Nowicki Marek, Bzhalava Davit, BaŁa Piotr
1 Faculty of Mathematics and Computer Science, Nicolaus Copernicus University in Toruń , Poland .
2 Department of Laboratory Medicine, Karolinska Institutet , Stockholm, Sweden .
J Comput Biol. 2018 Aug;25(8):871-881. doi: 10.1089/cmb.2018.0079. Epub 2018 Jul 13.
Basic Local Alignment Search Tool (BLAST) is an essential algorithm that researchers use for sequence alignment analysis. The National Center for Biotechnology Information (NCBI)-BLAST application is the most popular implementation of the BLAST algorithm. It can run on a single multithreading node. However, the volume of nucleotide and protein data is fast growing, making single node insufficient. It is more and more important to develop high-performance computing solutions, which could help researchers to analyze genetic data in a fast and scalable way. This article presents execution of the BLAST algorithm on high performance computing (HPC) clusters and supercomputers in a massively parallel manner using thousands of processors. The Parallel Computing in Java (PCJ) library has been used to implement the optimal splitting up of the input queries, the work distribution, and search management. It is used with the nonmodified NCBI-BLAST package, which is an additional advantage for the users. The result application-PCJ-BLAST-is responsible for reading sequence for comparison, splitting it up and starting multiple NCBI-BLAST executables. Since I/O performance could limit sequence analysis performance, the article contains an investigation of this problem. The obtained results show that using Java and PCJ library it is possible to perform sequence analysis using hundreds of nodes in parallel. We have achieved excellent performance and efficiency and we have significantly reduced the time required for sequence analysis. Our work also proved that PCJ library could be used as an effective tool for fast development of the scalable applications.

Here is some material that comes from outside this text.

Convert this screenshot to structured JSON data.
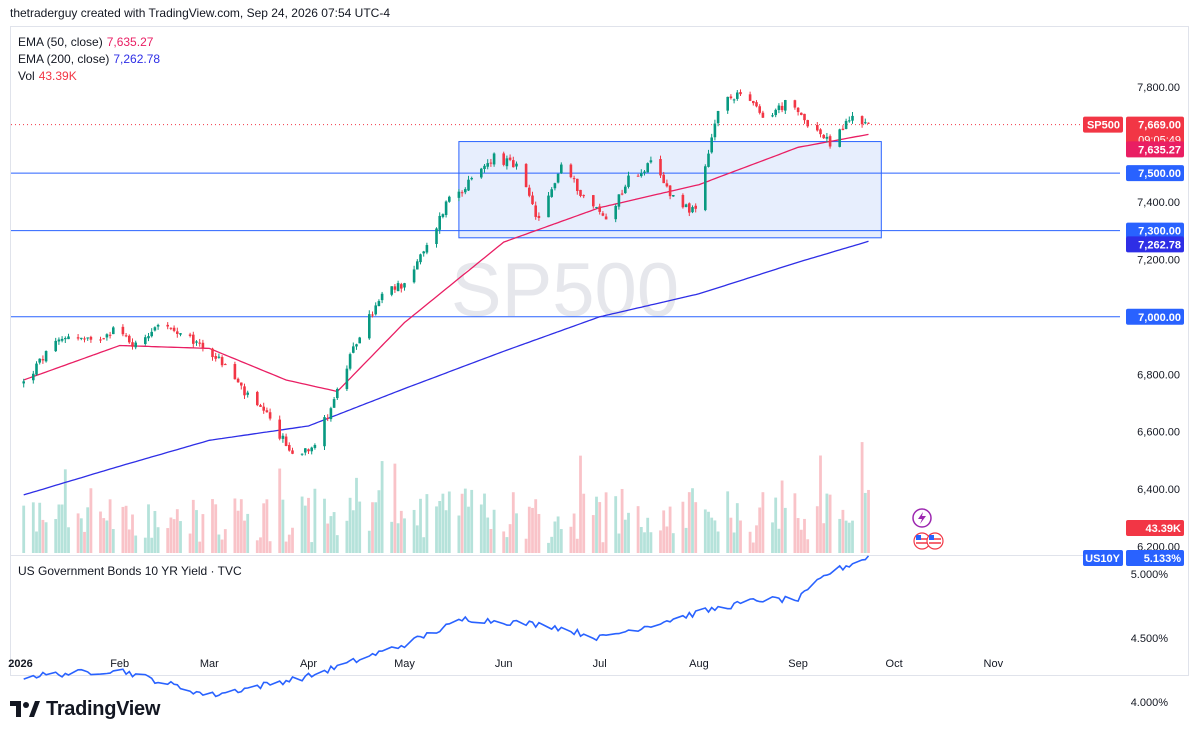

基本局部比对搜索工具(BLAST)是研究人员用于序列比对分析的一种重要算法。美国国立生物技术信息中心(NCBI)的BLAST应用程序是BLAST算法最流行的实现方式。它可以在单个多线程节点上运行。然而,核苷酸和蛋白质数据量正在快速增长,使得单节点已无法满足需求。开发高性能计算解决方案变得越来越重要,这有助于研究人员以快速且可扩展的方式分析基因数据。本文介绍了如何在高性能计算(HPC)集群和超级计算机上使用数千个处理器以大规模并行方式执行BLAST算法。Java并行计算(PCJ)库已被用于实现输入查询的最优拆分、工作分配和搜索管理。它与未修改的NCBI - BLAST包一起使用,这对用户来说是一个额外的优势。最终应用程序PCJ - BLAST负责读取待比较的序列、将其拆分并启动多个NCBI - BLAST可执行文件。由于I/O性能可能会限制序列分析性能,本文对该问题进行了研究。所得结果表明,使用Java和PCJ库可以并行使用数百个节点进行序列分析。我们实现了出色的性能和效率,并显著减少了序列分析所需的时间。我们的工作还证明了PCJ库可作为快速开发可扩展应用程序的有效工具。